Automatic differentiation is the study of techniques to augment computer programs so they compute not only their original numerical values, but also the function's analytic derivatives. This is lies in the area between computer algebra and compilers. My work, together with colleagues at IBM, led to monthly savings of $1 Million in circuit simulation, an IBM Research Division Award in 1994, and two US Patents in 2001 and 2002.
Mathematical problems have a richer, more well-defined structure than other computational problems so it is not surprising that a number of programming language issues are first seen in the area of symbolic mathematical computation. Starting in 1990, I led an effort to create Aldor, a new programming language ideally adapted to the creation of natural and efficient programs for symbolic and numeric mathematical computation.
The formulation of the Aldor language balances the mathematical desire for generality and uniformity, on one hand, with the practical requirements of demanding symbolic and numeric computation, on the other. New techniques for higher-order type systems and optimization have led to a theoretically elegant language with an effective optimizing compiler. Aldor is in use in a number of research projects world-wide, including work at IBM, Seagate and J Lab (US); U. Edinburgh, U. Canterbury, U. Cambridge, and the Numerical Algorithms Group (UK); INRIA (FR); and RISC-Linz (AT).
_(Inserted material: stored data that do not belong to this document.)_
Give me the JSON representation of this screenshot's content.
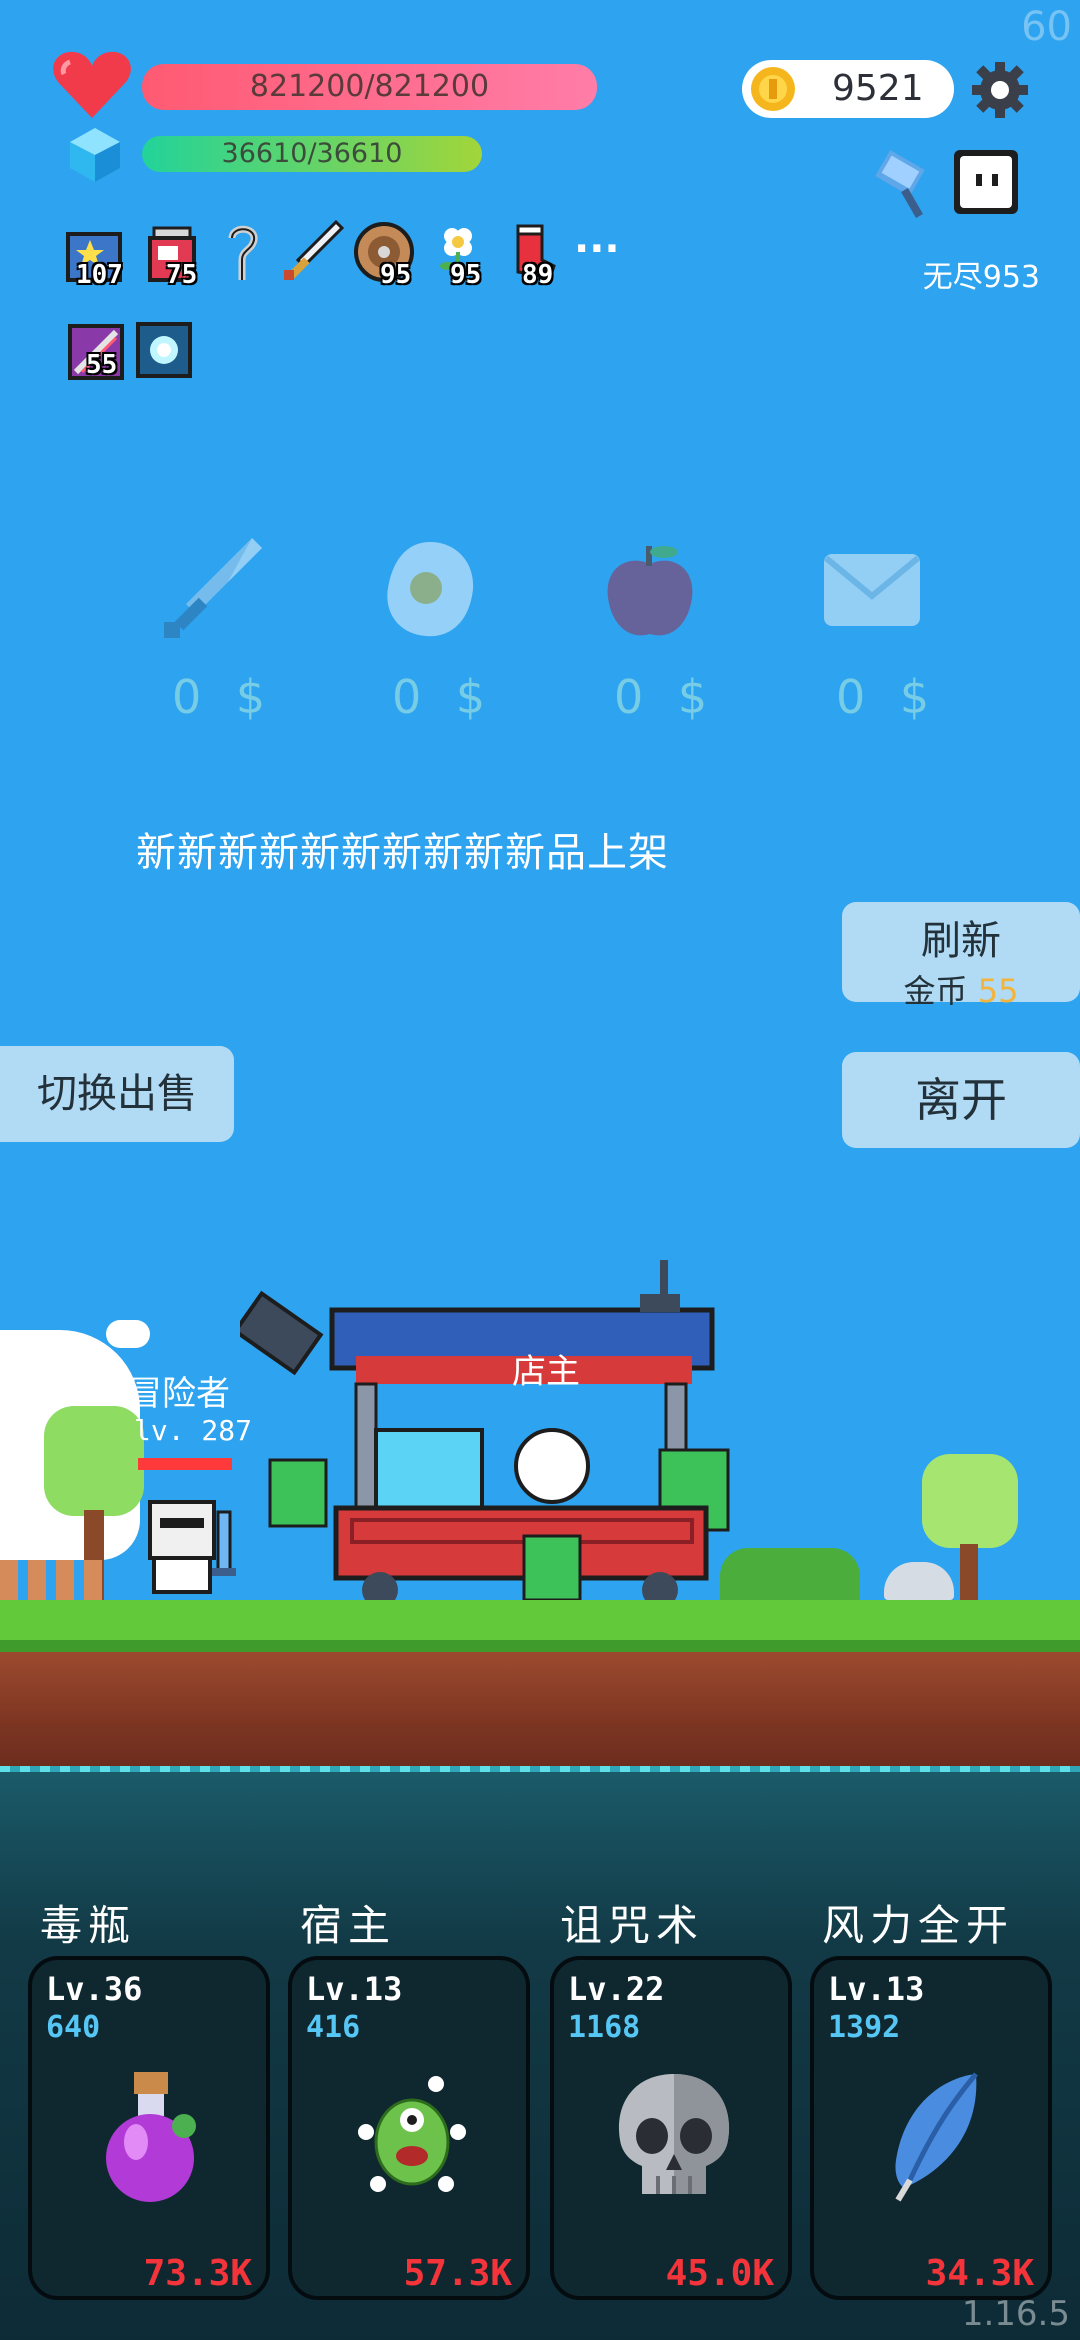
{
  "status": {
    "fps": "60",
    "hp": "821200/821200",
    "mp": "36610/36610",
    "coins": "9521",
    "endless": "无尽953",
    "version": "1.16.5"
  },
  "inventory": {
    "row1": [
      {
        "icon": "star-card-icon",
        "count": "107"
      },
      {
        "icon": "jam-jar-icon",
        "count": "75"
      },
      {
        "icon": "hook-icon",
        "count": ""
      },
      {
        "icon": "sword-icon",
        "count": ""
      },
      {
        "icon": "shield-icon",
        "count": "95"
      },
      {
        "icon": "flower-icon",
        "count": "95"
      },
      {
        "icon": "sock-icon",
        "count": "89"
      }
    ],
    "more": "···",
    "row2": [
      {
        "icon": "crossed-card-icon",
        "count": "55"
      },
      {
        "icon": "light-card-icon",
        "count": ""
      }
    ]
  },
  "shop": {
    "items": [
      {
        "icon": "sword-icon",
        "price": "0 $"
      },
      {
        "icon": "egg-icon",
        "price": "0 $"
      },
      {
        "icon": "apple-icon",
        "price": "0 $"
      },
      {
        "icon": "envelope-icon",
        "price": "0 $"
      }
    ],
    "banner": "新新新新新新新新新新品上架",
    "refresh_label": "刷新",
    "refresh_cost_label": "金币",
    "refresh_cost": "55",
    "leave_label": "离开",
    "switch_label": "切换出售"
  },
  "scene": {
    "player_name": "冒险者",
    "player_level": "lv. 287",
    "shopkeeper": "店主"
  },
  "skills": [
    {
      "title": "毒瓶",
      "level": "Lv.36",
      "value": "640",
      "cost": "73.3K",
      "icon": "poison-bottle-icon"
    },
    {
      "title": "宿主",
      "level": "Lv.13",
      "value": "416",
      "cost": "57.3K",
      "icon": "green-monster-icon"
    },
    {
      "title": "诅咒术",
      "level": "Lv.22",
      "value": "1168",
      "cost": "45.0K",
      "icon": "skull-icon"
    },
    {
      "title": "风力全开",
      "level": "Lv.13",
      "value": "1392",
      "cost": "34.3K",
      "icon": "feather-icon"
    }
  ],
  "colors": {
    "sky": "#2ea3ef",
    "hp": "#ff5a72",
    "mp": "#22d39a",
    "cost": "#f3343a",
    "coin_cost": "#f3b43c"
  }
}
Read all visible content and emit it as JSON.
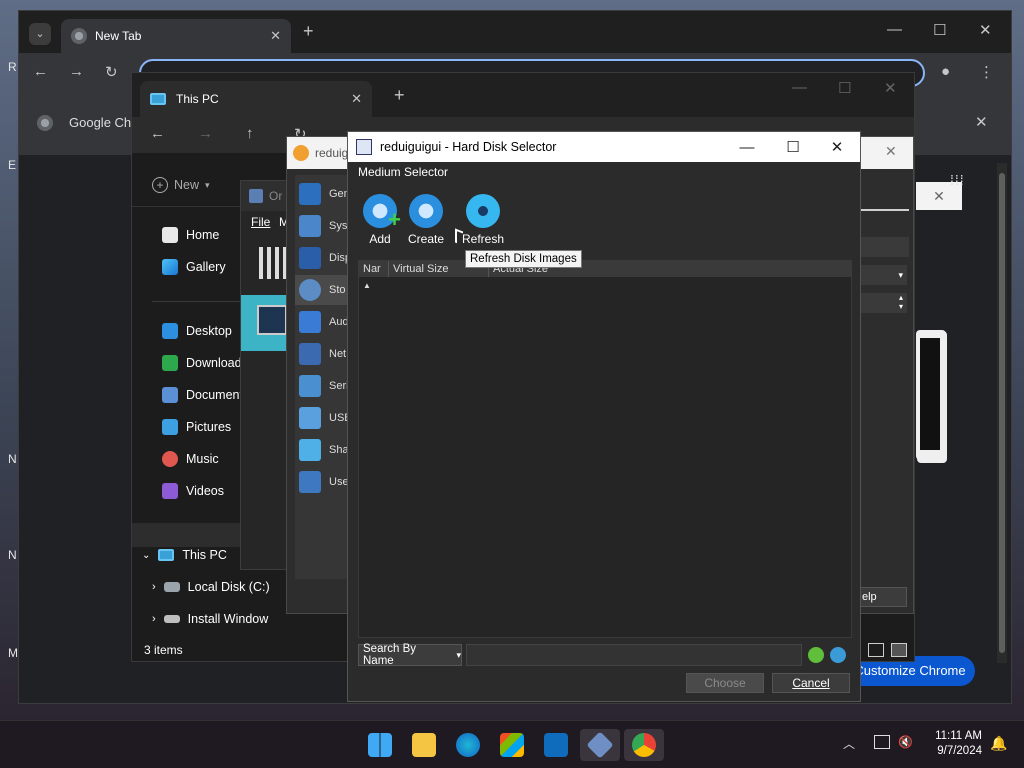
{
  "chrome": {
    "tab_title": "New Tab",
    "google_text": "Google Ch",
    "customize_label": "Customize Chrome"
  },
  "explorer": {
    "tab_title": "This PC",
    "new_label": "New",
    "sidebar": [
      {
        "label": "Home",
        "icon": "home-icon"
      },
      {
        "label": "Gallery",
        "icon": "gallery-icon"
      },
      {
        "label": "Desktop",
        "icon": "desktop-icon"
      },
      {
        "label": "Downloads",
        "icon": "downloads-icon"
      },
      {
        "label": "Documents",
        "icon": "documents-icon"
      },
      {
        "label": "Pictures",
        "icon": "pictures-icon"
      },
      {
        "label": "Music",
        "icon": "music-icon"
      },
      {
        "label": "Videos",
        "icon": "videos-icon"
      }
    ],
    "tree": [
      {
        "label": "This PC"
      },
      {
        "label": "Local Disk (C:)"
      },
      {
        "label": "Install Window"
      }
    ],
    "status": "3 items"
  },
  "vbox_manager": {
    "title": "Or",
    "menu_file": "File",
    "menu_m": "M"
  },
  "vbox_settings": {
    "title": "reduig",
    "items": [
      "Gen",
      "Sys",
      "Disp",
      "Sto",
      "Aud",
      "Net",
      "Seri",
      "USB",
      "Sha",
      "Use"
    ],
    "help_label": "elp"
  },
  "hds": {
    "title": "reduiguigui - Hard Disk Selector",
    "menu": "Medium Selector",
    "toolbar": {
      "add": "Add",
      "create": "Create",
      "refresh": "Refresh"
    },
    "tooltip": "Refresh Disk Images",
    "columns": [
      "Nar",
      "Virtual Size",
      "Actual Size"
    ],
    "search_mode": "Search By Name",
    "choose_label": "Choose",
    "cancel_label": "Cancel"
  },
  "taskbar": {
    "time": "11:11 AM",
    "date": "9/7/2024"
  }
}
For this work, I received the Ontario Premier's Research Excellence Award in 1999. I have also been awarded a NSERC Strategic Project grant in 2002 for my on-going work in this area.
Most recently, I have begun investigating the problem of how to effectively structure an environment for pen-based mathematical computing. Current pen-based computing devices use sophisticated methods to achieve reasonable handwriting recognition rates. These methods are inapplicable, however, to mathematics, primarily for three reasons: (1) mathematical notation is two dimensional, with elements of both handwriting and drawing, (2) mathematical notation uses a vocabulary of thousands of symbols, with no well-defined stroke order, unlike e.g. English or Chinese, (3) there is not a fixed set of mathematical ``words'' that would allow the usual use of dictionary-based methods.
The many earlier attempts at dealing with pen-based mathematics have failed to define sufficiently delineated sub-problems and recognize their complexity. I currently lead a research group, significantly supported by Microsoft and Maplesoft, investigating these questions. This has led to my participation in the creation of InkML, the upcoming W3C draft standard for digital ink.